Es sind Schicksale wie diese, die es zu Tausenden in der vom Beben geschundenen Region in der Türkei und in Syrien gibt. Tausende Menschen wurden verschüttet, starben unter den Trümmern. Auch in Hanau, der Stadt, in der Menschen aus 50 Nationen und viele mit türkischen Wurzeln leben, haben einige Familien verwandtschaftliche Bande in die Krisenregion. So wie Mustafa Kaynak. Die Enkelin seines Onkels wird seit dem Beben vermisst. „Die Ungewissheit zerreißt einem das Herz“, sagt er.

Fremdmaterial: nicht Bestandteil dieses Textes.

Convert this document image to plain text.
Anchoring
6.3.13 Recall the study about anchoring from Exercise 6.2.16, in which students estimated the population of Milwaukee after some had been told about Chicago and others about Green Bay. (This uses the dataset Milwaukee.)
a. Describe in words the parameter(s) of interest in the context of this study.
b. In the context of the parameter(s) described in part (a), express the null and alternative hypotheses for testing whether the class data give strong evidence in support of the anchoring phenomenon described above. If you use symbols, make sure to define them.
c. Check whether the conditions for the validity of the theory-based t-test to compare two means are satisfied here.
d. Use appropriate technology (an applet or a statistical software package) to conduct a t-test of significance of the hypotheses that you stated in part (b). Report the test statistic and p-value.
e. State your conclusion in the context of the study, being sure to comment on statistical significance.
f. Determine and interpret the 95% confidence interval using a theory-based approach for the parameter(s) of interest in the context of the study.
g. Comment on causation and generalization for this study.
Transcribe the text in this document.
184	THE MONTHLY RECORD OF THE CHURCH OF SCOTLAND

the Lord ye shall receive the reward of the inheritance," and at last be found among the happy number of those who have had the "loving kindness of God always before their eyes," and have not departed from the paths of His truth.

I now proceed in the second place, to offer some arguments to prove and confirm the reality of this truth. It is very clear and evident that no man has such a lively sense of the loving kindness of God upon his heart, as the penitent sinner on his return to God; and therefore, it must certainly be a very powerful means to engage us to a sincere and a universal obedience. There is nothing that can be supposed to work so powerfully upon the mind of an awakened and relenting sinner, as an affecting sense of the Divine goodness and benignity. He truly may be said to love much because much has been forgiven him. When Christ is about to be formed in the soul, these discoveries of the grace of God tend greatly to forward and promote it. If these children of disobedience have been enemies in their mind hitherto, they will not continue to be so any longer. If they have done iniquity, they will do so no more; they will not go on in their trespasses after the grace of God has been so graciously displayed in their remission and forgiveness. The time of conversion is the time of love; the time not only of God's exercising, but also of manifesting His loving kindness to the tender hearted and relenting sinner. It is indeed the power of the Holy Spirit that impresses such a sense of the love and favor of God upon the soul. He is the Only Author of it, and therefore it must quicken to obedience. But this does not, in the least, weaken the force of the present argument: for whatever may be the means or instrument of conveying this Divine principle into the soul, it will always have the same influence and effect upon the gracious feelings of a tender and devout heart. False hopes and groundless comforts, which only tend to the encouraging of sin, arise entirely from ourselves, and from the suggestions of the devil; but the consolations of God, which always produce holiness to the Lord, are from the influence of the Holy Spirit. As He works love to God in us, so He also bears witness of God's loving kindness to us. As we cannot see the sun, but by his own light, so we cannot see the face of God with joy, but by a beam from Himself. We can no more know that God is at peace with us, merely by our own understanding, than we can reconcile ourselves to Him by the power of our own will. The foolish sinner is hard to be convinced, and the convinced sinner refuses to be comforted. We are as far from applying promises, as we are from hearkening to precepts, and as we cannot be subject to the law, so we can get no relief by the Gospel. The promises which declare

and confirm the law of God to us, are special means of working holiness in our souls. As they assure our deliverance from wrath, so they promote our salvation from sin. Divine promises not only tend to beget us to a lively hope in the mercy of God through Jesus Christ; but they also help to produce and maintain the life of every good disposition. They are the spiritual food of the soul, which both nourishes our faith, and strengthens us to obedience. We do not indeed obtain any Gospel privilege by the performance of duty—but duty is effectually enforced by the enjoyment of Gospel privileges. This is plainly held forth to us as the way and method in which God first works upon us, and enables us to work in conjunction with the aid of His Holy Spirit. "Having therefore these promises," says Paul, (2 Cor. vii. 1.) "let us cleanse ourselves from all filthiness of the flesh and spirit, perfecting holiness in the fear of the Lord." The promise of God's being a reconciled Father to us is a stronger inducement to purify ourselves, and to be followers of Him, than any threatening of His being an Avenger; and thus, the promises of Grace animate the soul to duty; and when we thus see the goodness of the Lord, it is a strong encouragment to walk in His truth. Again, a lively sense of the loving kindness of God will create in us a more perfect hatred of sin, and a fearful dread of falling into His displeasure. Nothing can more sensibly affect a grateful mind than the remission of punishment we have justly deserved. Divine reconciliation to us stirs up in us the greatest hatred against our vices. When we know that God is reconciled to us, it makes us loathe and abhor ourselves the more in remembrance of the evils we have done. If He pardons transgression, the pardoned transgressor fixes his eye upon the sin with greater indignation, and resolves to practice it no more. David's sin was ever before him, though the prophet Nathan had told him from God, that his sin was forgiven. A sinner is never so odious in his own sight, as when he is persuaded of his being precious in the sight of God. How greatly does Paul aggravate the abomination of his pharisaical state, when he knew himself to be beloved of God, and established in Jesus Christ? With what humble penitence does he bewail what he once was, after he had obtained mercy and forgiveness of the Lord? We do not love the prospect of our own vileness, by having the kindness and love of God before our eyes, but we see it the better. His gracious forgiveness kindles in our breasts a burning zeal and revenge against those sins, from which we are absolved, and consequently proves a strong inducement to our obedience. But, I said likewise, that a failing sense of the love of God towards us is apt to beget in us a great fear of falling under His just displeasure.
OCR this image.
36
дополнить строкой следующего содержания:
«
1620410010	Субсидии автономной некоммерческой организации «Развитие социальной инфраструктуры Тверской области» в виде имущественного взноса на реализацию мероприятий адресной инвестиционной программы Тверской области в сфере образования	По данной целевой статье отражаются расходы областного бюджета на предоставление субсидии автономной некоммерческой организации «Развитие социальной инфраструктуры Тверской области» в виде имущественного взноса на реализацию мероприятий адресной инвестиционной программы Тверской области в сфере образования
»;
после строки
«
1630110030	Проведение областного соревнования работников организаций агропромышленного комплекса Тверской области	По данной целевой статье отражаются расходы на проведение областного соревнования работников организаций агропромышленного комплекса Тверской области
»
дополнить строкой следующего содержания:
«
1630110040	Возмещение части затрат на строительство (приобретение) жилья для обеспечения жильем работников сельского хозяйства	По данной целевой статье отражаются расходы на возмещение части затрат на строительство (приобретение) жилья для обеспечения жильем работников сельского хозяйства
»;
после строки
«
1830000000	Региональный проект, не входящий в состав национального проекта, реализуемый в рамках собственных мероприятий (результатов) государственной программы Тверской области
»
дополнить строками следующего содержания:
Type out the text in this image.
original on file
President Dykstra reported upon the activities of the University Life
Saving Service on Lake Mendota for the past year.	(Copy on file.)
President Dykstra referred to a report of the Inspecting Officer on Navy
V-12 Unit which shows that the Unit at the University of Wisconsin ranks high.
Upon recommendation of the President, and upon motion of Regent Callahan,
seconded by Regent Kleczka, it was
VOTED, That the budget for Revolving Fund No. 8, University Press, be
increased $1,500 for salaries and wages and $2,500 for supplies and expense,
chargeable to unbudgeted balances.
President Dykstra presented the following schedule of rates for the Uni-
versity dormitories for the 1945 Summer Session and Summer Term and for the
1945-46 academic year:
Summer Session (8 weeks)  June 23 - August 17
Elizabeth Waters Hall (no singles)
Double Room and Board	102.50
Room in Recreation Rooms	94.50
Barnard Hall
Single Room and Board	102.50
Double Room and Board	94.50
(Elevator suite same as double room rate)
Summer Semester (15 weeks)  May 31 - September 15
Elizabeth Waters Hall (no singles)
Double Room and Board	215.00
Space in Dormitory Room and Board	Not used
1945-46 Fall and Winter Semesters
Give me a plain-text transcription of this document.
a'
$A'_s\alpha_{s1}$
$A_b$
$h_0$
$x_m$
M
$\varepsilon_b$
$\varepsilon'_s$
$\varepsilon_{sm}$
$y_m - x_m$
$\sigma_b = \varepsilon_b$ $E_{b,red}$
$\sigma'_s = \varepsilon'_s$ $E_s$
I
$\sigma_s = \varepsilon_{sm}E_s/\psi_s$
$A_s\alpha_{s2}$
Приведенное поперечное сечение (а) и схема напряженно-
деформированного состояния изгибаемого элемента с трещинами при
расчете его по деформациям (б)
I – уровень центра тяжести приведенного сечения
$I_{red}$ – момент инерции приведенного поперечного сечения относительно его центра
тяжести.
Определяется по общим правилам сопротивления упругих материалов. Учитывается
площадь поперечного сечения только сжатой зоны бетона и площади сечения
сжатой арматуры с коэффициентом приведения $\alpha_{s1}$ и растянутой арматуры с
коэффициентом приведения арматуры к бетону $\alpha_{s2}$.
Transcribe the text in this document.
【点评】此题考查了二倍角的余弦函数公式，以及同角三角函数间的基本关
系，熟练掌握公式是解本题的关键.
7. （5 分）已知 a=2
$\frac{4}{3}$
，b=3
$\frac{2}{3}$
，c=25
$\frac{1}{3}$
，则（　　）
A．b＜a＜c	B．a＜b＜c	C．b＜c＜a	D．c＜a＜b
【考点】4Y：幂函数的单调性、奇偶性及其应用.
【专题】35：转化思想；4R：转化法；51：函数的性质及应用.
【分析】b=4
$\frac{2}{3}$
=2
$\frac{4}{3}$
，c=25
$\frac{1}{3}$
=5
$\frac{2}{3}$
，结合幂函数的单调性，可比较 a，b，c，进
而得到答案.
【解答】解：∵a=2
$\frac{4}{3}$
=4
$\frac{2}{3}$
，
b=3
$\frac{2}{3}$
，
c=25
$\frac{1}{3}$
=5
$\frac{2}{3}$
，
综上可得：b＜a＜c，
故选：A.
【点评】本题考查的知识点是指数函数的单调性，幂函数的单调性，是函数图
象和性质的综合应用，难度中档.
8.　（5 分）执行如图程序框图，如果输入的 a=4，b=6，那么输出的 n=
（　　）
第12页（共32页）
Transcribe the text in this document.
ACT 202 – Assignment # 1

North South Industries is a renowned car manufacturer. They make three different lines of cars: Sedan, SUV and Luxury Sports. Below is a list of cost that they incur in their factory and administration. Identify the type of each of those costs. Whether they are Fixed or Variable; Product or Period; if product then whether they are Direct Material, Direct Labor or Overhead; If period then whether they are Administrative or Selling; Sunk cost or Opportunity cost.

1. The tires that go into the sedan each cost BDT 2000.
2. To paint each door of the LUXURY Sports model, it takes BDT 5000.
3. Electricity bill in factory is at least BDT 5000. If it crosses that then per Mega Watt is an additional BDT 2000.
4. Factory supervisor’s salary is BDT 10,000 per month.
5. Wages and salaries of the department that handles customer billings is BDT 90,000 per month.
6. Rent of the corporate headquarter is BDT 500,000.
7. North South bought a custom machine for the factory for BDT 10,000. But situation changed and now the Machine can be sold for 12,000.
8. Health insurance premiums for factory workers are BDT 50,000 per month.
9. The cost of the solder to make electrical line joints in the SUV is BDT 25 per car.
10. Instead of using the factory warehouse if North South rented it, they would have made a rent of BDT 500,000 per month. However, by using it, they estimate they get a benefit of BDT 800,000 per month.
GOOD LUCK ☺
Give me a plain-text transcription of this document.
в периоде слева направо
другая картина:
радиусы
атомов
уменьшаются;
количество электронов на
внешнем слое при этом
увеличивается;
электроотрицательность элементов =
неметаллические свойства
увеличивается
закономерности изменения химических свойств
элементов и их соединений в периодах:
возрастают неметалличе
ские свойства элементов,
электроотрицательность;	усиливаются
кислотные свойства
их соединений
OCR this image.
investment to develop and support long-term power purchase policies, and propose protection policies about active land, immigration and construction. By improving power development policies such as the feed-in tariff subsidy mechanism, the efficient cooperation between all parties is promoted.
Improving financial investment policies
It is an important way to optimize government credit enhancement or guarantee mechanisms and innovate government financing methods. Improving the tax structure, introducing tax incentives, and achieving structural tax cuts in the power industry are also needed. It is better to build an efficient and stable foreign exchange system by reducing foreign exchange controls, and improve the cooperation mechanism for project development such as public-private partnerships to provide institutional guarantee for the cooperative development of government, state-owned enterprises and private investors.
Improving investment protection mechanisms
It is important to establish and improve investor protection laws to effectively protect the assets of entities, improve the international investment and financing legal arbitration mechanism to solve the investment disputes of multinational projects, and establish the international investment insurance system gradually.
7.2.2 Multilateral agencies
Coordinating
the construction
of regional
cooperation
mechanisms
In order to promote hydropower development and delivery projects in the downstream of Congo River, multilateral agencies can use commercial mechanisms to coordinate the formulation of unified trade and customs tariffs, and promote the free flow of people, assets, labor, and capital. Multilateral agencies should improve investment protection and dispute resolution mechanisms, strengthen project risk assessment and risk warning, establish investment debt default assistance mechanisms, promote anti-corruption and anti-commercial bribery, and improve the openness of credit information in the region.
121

Viele Hilfsinitiativen gestartet
Unterdessen wurden auch in der Brüder-Grimm-Stadt und im Main-Kinzig-Kreis Hilfsinitiativen gestartet. Etwa vom Fußball-Gruppenligisten Türk Güçü Hanau. Der Verein rief über soziale Netzwerke sofort zu Sachspenden auf. Dem seien viele Bürger aus Hanau, aber auch aus Offenbach, Aschaffenburg oder Darmstadt gefolgt, berichtet Hüsamettin Darici, Pressesprecher von Türk Güçü. Hilfspakete wurden über Nacht von fast 200 Helfern in Kartons verpackt und in neun Lastwagen geladen. Bereits gestern früh gingen sie mit einer Maschine der Turkish Airlines in die Türkei.
Auch in der Moschee der DITIB-Gemeinde in Erlensee stapelten sich gestern Nachmittag die Kisten mit Hilfsgütern bis zur Decke. Es sind Hunderte. „Wir haben gar nicht mehr gezählt“, sagte Vorstandsmitglied Eyüp Oymak, während draußen immer mehr Fahrzeuge entladen wurden. „Kleidung, Decken, Mützen, Schals, fast alles Neuware“, sagt Oymak. Ein Spediteur, Mitglied der rund 200-köpfigen Gemeinde, wird die Hilfsgüter in die Türkei fahren. Sachspenden sollen jetzt nicht mehr gebracht werden. „Geld ist jetzt wichtiger“, sagt Oymak, der überwältigt ist von der Hilfsbereitschaft.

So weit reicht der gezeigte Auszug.